A novel carbon material with edge‐dominant pyridinic nitrogen doping is synthesized from tannic acid (TA), an agricultural byproduct, using a quick and straightforward two‐step microwave irradiation technique. Tris(2‐aminoethyl)amine (TAEA) plays a dual role in this process, acting as a condensing agent for TA in the initial step and providing nitrogen for the pyridinic structure in the second step. This approach results in a distinctive carbon structure (C–TA/TAEA) characterized by enhanced graphitic features, fewer imperfections, and similar hydrophilicity. The edge pyridinic configuration lowers the desorption energy of V 3+ complexes and the deprotonation energy of VO 2+ complexes, thereby boosting the catalytic activity for vanadium ion redox reactions (VIRR) by influencing the rate‐limiting steps of both positive and negative side VIRRs.
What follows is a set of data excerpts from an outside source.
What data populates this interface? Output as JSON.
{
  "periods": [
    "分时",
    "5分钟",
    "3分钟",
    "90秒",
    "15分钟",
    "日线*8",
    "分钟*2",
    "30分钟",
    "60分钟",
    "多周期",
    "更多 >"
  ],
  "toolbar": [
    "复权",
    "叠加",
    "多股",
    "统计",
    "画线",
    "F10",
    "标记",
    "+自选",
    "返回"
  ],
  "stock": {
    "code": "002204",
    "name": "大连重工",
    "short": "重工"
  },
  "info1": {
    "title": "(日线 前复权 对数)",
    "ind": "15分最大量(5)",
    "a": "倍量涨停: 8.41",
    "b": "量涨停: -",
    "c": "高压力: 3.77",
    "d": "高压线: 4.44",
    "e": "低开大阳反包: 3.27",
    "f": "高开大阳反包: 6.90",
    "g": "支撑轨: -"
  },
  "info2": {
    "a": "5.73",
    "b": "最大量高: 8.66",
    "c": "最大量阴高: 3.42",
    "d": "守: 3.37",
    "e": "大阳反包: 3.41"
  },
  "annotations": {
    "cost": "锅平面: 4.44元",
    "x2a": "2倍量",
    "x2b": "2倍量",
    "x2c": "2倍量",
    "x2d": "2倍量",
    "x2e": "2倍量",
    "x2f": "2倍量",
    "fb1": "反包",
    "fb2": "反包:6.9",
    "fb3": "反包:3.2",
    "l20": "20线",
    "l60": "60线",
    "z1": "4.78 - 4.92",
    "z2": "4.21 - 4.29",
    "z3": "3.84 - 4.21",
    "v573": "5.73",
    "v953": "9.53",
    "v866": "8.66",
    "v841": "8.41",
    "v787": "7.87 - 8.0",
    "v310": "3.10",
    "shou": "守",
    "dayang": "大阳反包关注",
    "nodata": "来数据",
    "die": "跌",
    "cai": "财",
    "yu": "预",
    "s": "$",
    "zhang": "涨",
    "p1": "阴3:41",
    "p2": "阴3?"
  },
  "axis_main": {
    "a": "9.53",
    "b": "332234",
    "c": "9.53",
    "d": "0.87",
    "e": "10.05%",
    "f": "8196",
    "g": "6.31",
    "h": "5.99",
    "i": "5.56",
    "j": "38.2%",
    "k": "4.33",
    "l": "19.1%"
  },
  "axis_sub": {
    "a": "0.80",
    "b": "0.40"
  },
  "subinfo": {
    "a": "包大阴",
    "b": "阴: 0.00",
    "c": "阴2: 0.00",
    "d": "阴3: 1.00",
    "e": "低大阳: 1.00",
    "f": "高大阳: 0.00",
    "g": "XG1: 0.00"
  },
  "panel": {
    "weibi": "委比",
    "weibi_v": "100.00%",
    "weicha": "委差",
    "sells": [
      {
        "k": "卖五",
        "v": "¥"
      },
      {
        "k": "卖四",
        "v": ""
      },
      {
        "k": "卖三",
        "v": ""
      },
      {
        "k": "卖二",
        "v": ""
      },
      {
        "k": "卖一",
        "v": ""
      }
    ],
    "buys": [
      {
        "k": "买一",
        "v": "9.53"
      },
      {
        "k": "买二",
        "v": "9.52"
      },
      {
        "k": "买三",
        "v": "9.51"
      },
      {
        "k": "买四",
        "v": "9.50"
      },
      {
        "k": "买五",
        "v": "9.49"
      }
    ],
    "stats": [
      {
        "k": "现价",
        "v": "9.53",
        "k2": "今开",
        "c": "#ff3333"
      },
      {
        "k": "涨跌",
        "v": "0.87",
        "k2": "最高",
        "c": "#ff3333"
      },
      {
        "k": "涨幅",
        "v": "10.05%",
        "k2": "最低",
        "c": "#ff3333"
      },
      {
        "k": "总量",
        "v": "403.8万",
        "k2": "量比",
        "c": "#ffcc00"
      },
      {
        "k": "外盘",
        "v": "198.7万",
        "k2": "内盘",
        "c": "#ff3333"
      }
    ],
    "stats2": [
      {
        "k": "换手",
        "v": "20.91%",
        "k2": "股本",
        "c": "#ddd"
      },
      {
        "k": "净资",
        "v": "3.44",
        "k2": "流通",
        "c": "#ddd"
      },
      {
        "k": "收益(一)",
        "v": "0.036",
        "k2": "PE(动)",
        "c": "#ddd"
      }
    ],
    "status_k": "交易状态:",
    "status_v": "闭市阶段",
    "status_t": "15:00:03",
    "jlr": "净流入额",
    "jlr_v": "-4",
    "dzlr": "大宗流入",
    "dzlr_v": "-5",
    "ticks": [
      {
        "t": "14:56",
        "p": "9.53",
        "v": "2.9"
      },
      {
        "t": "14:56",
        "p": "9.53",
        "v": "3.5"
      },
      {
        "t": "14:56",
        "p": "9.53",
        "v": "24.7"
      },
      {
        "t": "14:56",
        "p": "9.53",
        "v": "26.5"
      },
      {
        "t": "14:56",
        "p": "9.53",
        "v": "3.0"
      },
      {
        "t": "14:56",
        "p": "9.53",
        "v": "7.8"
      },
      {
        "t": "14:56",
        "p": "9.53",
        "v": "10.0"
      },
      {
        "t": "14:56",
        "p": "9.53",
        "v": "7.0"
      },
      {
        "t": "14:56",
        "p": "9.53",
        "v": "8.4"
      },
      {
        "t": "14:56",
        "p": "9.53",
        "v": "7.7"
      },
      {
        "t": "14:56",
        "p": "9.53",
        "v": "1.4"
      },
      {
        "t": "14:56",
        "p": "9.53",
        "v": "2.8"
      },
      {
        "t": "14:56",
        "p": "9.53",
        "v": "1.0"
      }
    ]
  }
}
When applied to commercial thermal‐treated graphite felt (T‐GF/[C‐TA/TAEA]), the material demonstrates stable performance during vanadium redox flow battery (VRFB) single cell testing, even at 500 mA cm −2 , showing improved energy efficiency (EE) and discharge capacity compared to T‐GF. Furthermore, when applied to pristine graphite felt (GF/[C–TA/TAEA]), the material maintains a 94.12% discharge capacity retention rate over 1000 cycles at 400 mA cm −2 , underscoring its potential as an eco‐friendly, energy‐efficient treatment method for producing VRFB electrodes.